My current skincare routine comprises of three steps. I wash my face with Indie Lee’s Brightening Cleanser, seal in moisture with Peet Rivko’s Daily Moisturizer and protect with EltaMD’s facial sunscreen.

If you’re currently breaking out and can’t figure out why, run your products through EWG and see if it might be certain ingredients that are causing irritation. If you can use just about anything without breaking out, consider yourself lucky (and me very jealous). However, it’s still important to be mindful about the fact that a lot of the time, these effects take place beneath the surface. Think about it this way - if you wouldn’t eat toxic chemicals, why put it on your body? 60 percent of everything you apply on your skin makes its way into your bloodstream. As consumers, we owe it to ourselves to be more aware and make decisions based on facts and figures.
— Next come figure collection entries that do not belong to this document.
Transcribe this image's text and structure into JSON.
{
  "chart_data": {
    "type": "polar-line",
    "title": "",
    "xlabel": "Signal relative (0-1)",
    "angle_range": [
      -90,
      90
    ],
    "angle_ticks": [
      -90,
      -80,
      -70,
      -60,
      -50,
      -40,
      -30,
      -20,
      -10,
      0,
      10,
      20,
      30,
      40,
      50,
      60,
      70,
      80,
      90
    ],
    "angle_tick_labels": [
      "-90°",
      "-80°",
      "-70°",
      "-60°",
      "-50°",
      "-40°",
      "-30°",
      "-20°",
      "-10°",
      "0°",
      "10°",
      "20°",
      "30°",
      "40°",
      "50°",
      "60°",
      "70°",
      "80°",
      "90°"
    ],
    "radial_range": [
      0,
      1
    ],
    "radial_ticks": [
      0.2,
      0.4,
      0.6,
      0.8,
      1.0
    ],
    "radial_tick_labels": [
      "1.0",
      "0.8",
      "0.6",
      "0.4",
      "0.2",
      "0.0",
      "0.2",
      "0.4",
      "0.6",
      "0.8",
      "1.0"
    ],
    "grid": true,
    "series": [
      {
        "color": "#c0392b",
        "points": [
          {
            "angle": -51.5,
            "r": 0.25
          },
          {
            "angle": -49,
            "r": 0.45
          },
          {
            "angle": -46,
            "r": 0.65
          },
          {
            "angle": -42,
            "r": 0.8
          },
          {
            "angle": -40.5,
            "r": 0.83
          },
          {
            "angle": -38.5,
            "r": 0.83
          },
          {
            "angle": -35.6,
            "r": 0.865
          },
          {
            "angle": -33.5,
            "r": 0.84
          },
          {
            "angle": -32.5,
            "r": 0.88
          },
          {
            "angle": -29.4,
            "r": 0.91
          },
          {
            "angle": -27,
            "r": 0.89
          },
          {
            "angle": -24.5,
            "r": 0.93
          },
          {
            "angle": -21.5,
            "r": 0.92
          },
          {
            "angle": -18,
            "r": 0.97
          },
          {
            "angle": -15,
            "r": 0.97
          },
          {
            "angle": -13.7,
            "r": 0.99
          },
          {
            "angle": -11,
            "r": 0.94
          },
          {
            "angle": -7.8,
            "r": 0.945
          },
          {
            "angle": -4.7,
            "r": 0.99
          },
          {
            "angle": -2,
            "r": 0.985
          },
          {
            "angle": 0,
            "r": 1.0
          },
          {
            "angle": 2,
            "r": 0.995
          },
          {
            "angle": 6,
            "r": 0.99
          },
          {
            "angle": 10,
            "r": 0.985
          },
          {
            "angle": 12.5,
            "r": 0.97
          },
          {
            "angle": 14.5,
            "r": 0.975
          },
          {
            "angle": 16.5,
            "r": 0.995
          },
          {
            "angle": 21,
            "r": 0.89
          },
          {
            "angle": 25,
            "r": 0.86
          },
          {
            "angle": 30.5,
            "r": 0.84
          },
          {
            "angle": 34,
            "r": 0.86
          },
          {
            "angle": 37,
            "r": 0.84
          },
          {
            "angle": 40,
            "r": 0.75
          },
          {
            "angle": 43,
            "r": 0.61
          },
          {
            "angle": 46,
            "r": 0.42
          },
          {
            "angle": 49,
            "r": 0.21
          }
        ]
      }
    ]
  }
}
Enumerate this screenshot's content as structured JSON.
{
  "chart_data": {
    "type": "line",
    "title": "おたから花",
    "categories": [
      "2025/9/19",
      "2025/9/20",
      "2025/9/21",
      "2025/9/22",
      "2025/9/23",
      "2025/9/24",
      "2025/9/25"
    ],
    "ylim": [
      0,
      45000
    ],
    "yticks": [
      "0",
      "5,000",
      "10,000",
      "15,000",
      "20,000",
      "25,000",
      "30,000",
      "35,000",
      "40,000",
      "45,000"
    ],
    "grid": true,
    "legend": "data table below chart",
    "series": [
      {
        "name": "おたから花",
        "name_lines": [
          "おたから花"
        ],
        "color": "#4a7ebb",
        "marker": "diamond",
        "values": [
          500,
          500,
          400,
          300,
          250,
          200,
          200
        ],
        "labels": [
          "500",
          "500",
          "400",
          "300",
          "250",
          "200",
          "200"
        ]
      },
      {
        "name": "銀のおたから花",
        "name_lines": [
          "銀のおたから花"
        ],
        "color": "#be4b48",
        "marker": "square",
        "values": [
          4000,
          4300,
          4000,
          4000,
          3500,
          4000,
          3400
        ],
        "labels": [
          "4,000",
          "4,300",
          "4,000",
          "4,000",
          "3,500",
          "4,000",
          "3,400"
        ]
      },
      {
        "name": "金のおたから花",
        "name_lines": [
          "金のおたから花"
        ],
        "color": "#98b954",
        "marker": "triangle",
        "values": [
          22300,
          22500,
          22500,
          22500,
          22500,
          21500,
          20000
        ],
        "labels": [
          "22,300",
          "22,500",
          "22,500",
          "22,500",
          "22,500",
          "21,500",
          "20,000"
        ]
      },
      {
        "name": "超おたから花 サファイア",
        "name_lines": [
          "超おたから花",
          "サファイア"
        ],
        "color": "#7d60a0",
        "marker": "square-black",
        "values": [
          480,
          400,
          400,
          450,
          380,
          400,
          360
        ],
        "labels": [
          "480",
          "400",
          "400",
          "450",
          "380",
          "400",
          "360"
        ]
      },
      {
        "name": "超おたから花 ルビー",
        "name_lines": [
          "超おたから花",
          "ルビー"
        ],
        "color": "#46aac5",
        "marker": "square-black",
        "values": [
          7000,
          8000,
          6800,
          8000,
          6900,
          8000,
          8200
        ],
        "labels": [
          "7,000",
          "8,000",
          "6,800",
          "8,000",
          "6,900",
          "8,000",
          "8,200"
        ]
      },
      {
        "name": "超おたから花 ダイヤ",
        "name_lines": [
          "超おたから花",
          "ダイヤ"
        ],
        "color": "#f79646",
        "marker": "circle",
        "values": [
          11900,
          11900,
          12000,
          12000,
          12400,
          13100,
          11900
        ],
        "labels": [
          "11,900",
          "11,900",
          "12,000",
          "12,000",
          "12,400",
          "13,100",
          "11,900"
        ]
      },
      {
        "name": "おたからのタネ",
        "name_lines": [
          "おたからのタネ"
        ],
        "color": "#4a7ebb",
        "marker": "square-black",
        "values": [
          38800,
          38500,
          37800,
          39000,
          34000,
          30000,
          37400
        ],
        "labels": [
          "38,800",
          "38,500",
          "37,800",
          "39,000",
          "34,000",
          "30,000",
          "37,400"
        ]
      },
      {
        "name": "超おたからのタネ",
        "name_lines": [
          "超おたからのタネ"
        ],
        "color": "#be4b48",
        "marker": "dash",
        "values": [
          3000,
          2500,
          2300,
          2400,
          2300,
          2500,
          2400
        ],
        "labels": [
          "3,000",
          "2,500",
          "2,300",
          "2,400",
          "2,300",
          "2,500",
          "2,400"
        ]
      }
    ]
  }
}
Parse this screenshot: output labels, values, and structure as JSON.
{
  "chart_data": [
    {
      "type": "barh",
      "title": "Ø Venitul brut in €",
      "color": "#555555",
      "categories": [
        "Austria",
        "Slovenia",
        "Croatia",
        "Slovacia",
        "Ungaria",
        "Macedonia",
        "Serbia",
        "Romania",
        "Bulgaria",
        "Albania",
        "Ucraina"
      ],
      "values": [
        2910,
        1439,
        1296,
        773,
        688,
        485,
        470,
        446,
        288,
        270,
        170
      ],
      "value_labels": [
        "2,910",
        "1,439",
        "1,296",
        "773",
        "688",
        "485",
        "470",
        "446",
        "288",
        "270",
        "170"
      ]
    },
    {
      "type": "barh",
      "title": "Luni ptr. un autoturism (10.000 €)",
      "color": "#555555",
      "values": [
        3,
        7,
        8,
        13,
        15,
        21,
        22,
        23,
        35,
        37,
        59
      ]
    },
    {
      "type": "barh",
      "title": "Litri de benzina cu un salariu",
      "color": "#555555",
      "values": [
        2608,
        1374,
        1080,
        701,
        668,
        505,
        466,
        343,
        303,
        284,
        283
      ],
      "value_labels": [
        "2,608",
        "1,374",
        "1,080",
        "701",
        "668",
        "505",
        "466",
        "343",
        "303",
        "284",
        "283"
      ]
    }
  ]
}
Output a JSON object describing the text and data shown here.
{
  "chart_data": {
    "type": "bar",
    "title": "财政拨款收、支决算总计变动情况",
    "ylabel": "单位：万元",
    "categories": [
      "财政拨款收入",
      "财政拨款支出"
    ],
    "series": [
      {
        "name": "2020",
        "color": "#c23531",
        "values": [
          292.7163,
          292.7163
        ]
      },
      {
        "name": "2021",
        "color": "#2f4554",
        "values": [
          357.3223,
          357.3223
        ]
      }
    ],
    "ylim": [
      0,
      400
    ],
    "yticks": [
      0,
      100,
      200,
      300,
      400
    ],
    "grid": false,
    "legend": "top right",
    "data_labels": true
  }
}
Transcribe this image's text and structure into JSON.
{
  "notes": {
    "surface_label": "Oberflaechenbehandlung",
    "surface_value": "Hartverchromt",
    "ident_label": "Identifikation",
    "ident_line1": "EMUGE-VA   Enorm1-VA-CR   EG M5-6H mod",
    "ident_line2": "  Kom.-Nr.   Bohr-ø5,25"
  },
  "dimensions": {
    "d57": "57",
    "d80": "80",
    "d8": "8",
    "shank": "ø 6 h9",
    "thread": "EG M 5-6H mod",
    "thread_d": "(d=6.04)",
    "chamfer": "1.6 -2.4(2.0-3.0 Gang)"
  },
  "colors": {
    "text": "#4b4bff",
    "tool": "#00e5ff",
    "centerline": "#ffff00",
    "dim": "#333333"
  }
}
Although you may be reluctant to throw your products away and make the big change (as I was), I recommend you start small. The next time your cleanser or moisturizer runs out, look for a clean alternative. Switch out your products slowly and fill in any gaps as you go. I personally started out with my main area of concern and worked my way around to replacing my traditional skincare products with natural alternatives. It is a long process, but understanding clean beauty and ingredients is a continual process that’s become a hobby for me. I hope your research will take you along the same path.